Actually, most of us learned how to do pushups in the pre-teen years. Also, when you are that young, pushups were relatively easy to do. Most of all, pushups exercise your pecs, deltoids, triceps, and your core muscles.
Meanwhile, many decades later, it turns out pushups are more than just another exercise. In fact, a Harvard University study, in the Journal of American Medical Association, recently reported that pushups may prevent cardiovascular diseases. Furthermore, the study reported that men who could do over 40 pushups were 96 percent less likely to develop heart conditions when compared to those who could only do 40 pushups.
Most of all, it’s not necessary for you to do 40 pushups to get some of the benefits of a healthy cardiovascular system. In fact, being able to do just 11 pushups shows that your risk of heart disease is low. On the other hand, if you are not able to even do 10 pushups then you are not in good health.
However, the Harvard study was just observational, which means that you can’t assume being able to do 11 pushups is a sign of good cardiovascular health. But, for anyone who regularly doesn’t get their blood pressure and cholesterol levels checked, doing 10 or less pushups is a sign they need to go see a doctor.
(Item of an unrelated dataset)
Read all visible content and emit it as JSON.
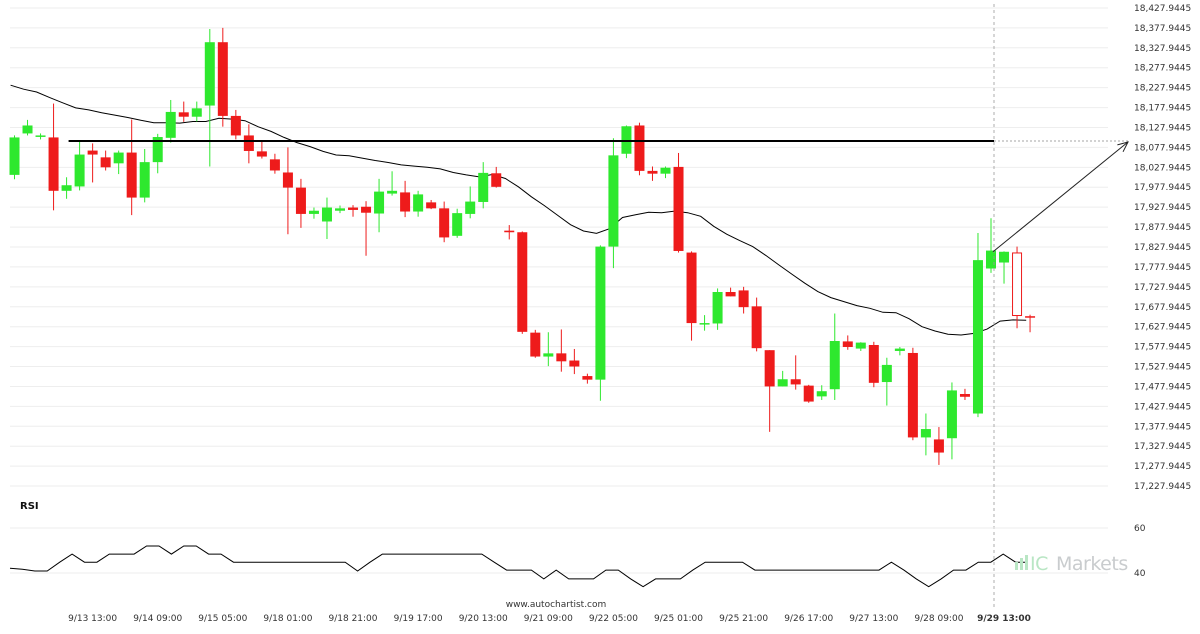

Actually, the nice thing about pushups is that they are easy to do and does not need expensive equipment. While, the current method of evaluating cardiovascular health is the expensive and time consuming cardiac exercise stress test that uses a treadmill. Meanwhile, pushups count is a better measure of cardiovascular health that even the treadmill test. The Harvard study also found that pushups count is even better than aerobic capacity (as exemplified by the treadmill test) to evaluate cardiovascular health.
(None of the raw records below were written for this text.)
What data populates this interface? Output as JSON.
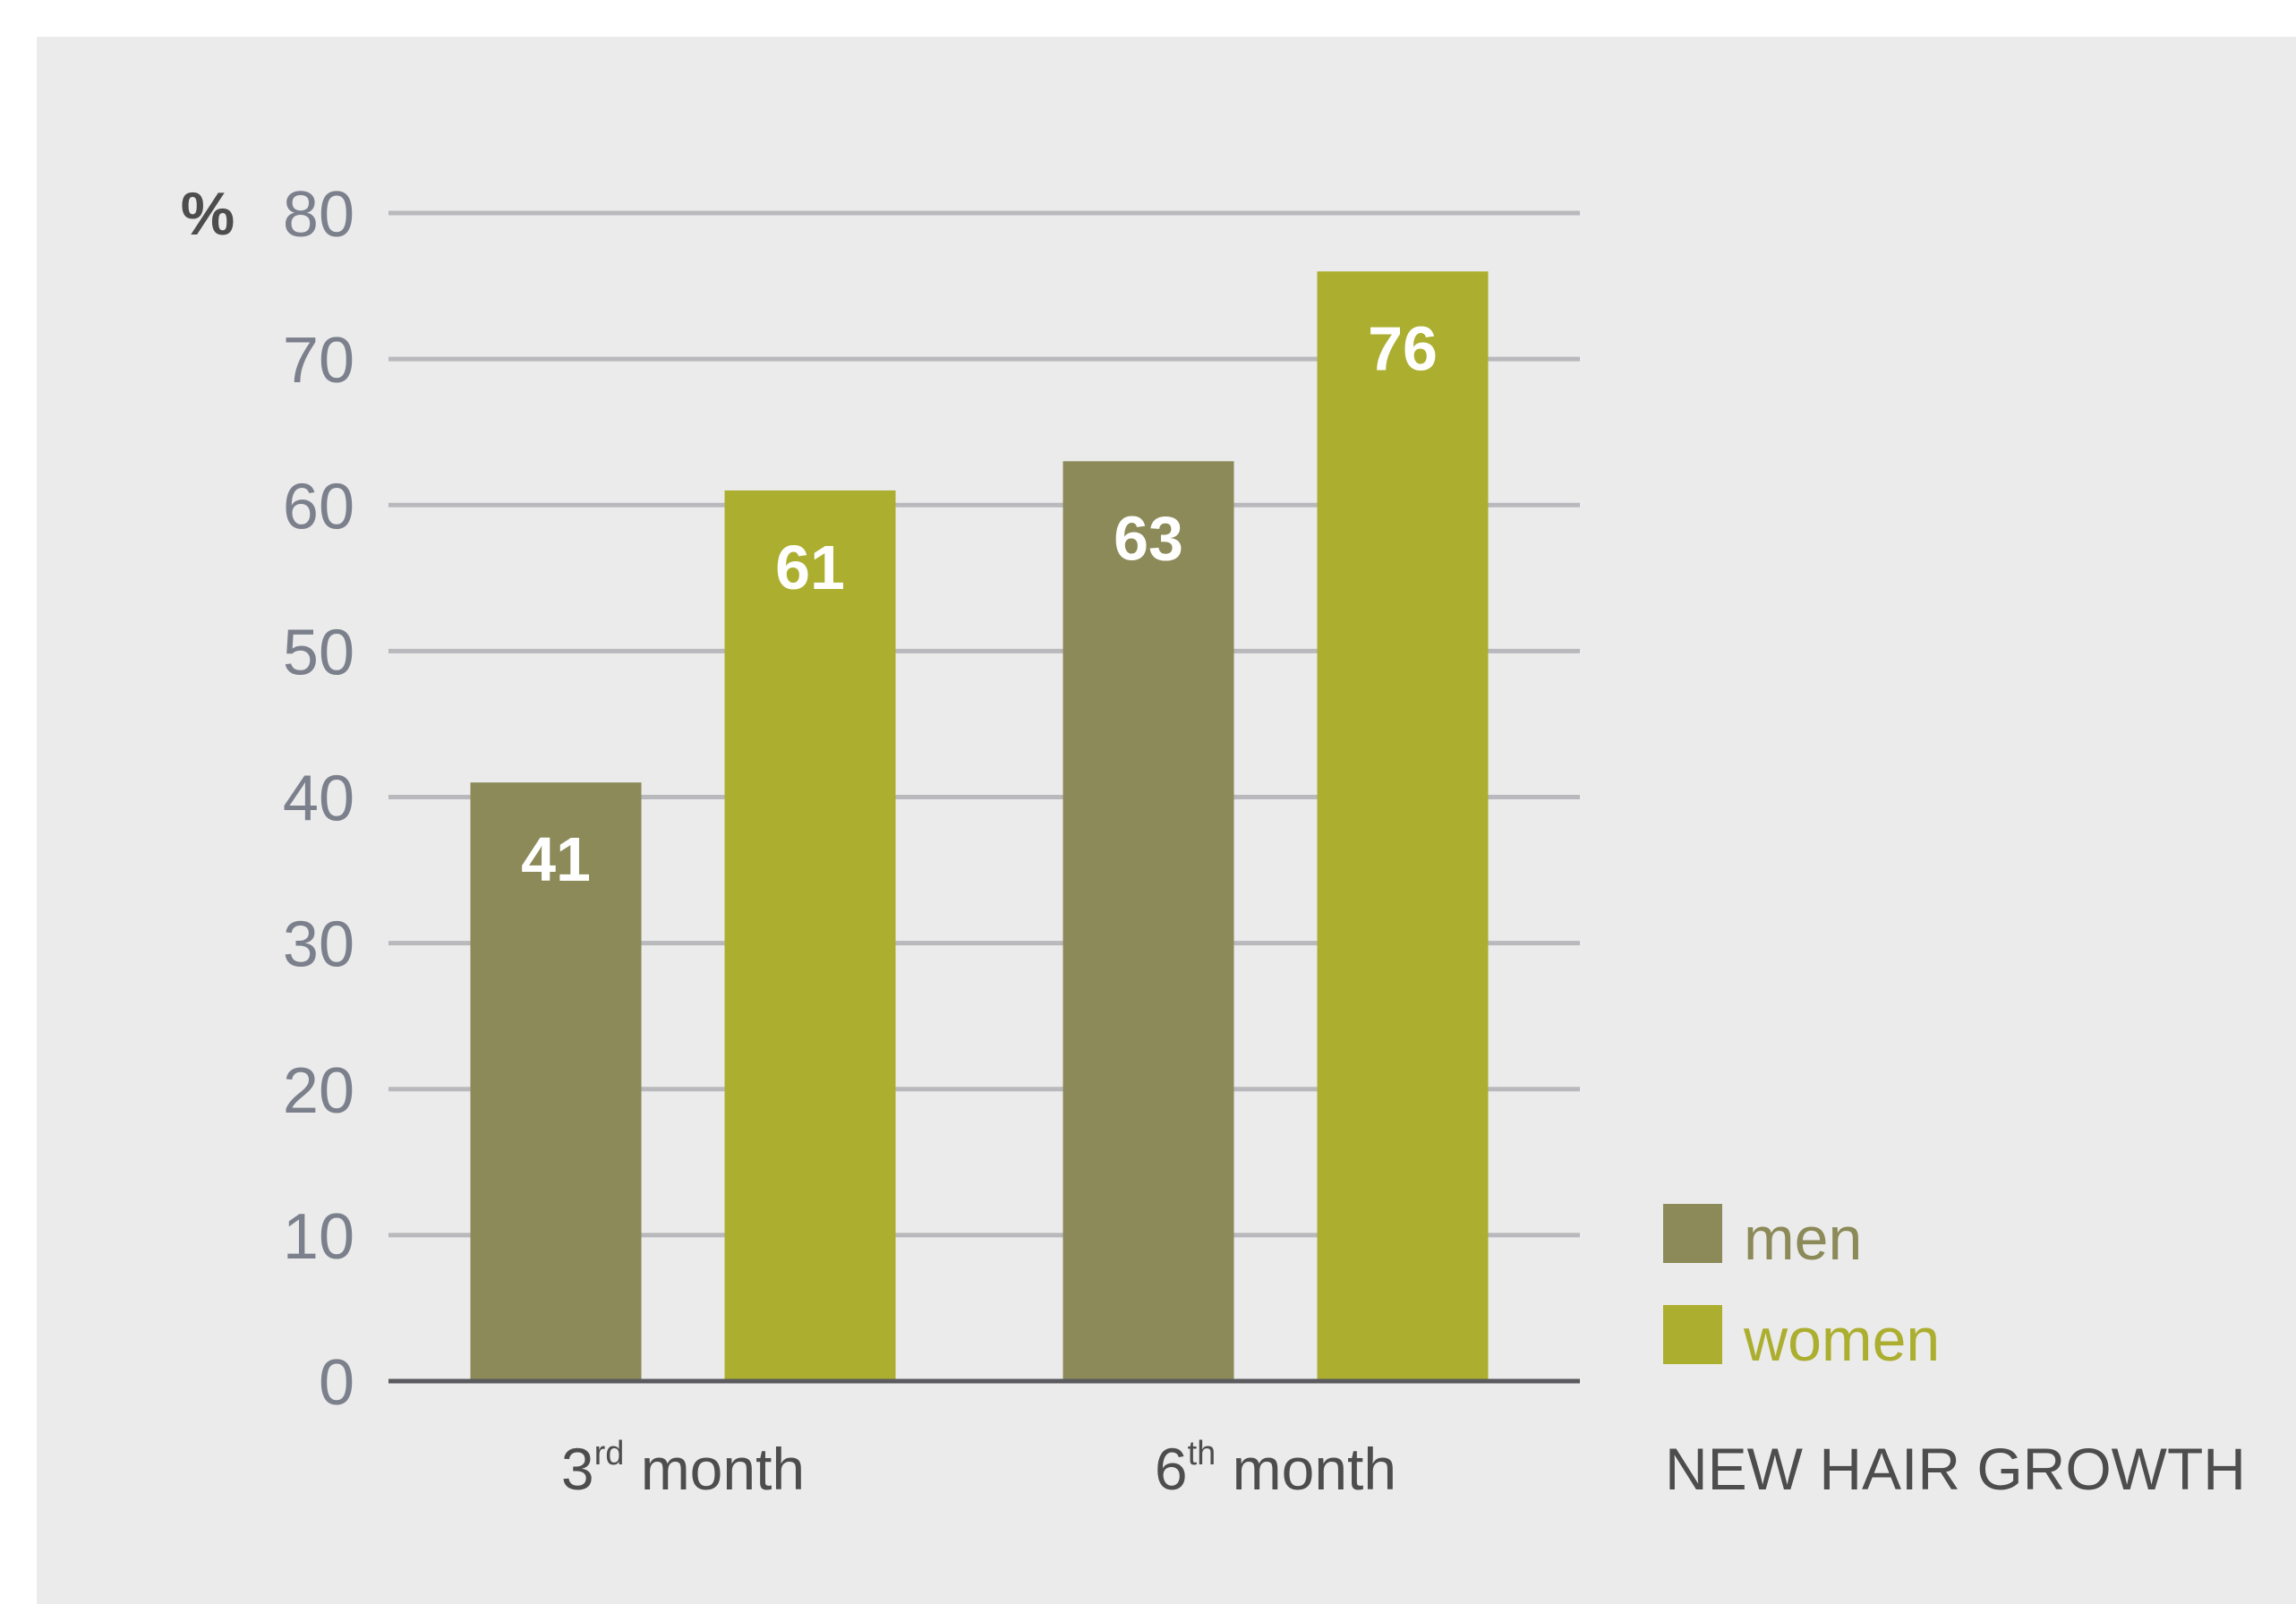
{
  "chart_data": {
    "type": "bar",
    "title": "NEW HAIR GROWTH",
    "ylabel": "%",
    "ylim": [
      0,
      80
    ],
    "yticks": [
      0,
      10,
      20,
      30,
      40,
      50,
      60,
      70,
      80
    ],
    "grid": true,
    "legend_position": "right",
    "categories": [
      {
        "base": "3",
        "sup": "rd",
        "rest": " month"
      },
      {
        "base": "6",
        "sup": "th",
        "rest": " month"
      }
    ],
    "series": [
      {
        "name": "men",
        "color": "#8b8a58",
        "values": [
          41,
          63
        ]
      },
      {
        "name": "women",
        "color": "#acae2f",
        "values": [
          61,
          76
        ]
      }
    ]
  },
  "colors": {
    "background": "#ebebeb",
    "grid": "#b9b9bd",
    "axis": "#5a5a5f",
    "tick_text": "#7b808c",
    "text": "#4d4d4d"
  }
}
Especially relevant, the World Health Organization estimates there are 17.9 million deaths, or about 31 percent of global deaths each year, from cardiovascular diseases. Furthermore, factors that affect cardiovascular diseases include unhealthy diet, lack of physical exercise, smoking, and drinking too much alcohol.
Finally, since the Harvard study was based on male firefighters in their 30s and 40s, the findings may not apply to women or to older or younger men. Furthermore, firefighters generally have to stay fit for their jobs. And this fitness may have been showcased by the excellent cardiovascular systems of some firefighters who could do 41 pushups. So, the takeaway is that, even, you can help yourself by becoming fit and by the way work on those pushups.
As a matter of fact, for the purpose of the study, these pushups had to be done consecutively to the beat of a metronome set at 80 beats per minute. Furthermore, the counting stopped when the metronome reached 80 or if the firefighters missed 3 beats of the metronome, or the firefighters got too exhausted to continue.
Most of all, to be considered as having excellent cardiovascular health, you need to be able to do 41 or more pushups in about 60 seconds. Indeed, to do that many pushups, you have to be pretty fit. Which means, you have to regularly be doing a good amount of exercise, to be able to do 40 or more pushups. Most of all, just focusing on cardio or aerobics alone won’t get you there – you also have to do resistance training to build up your upper body muscles.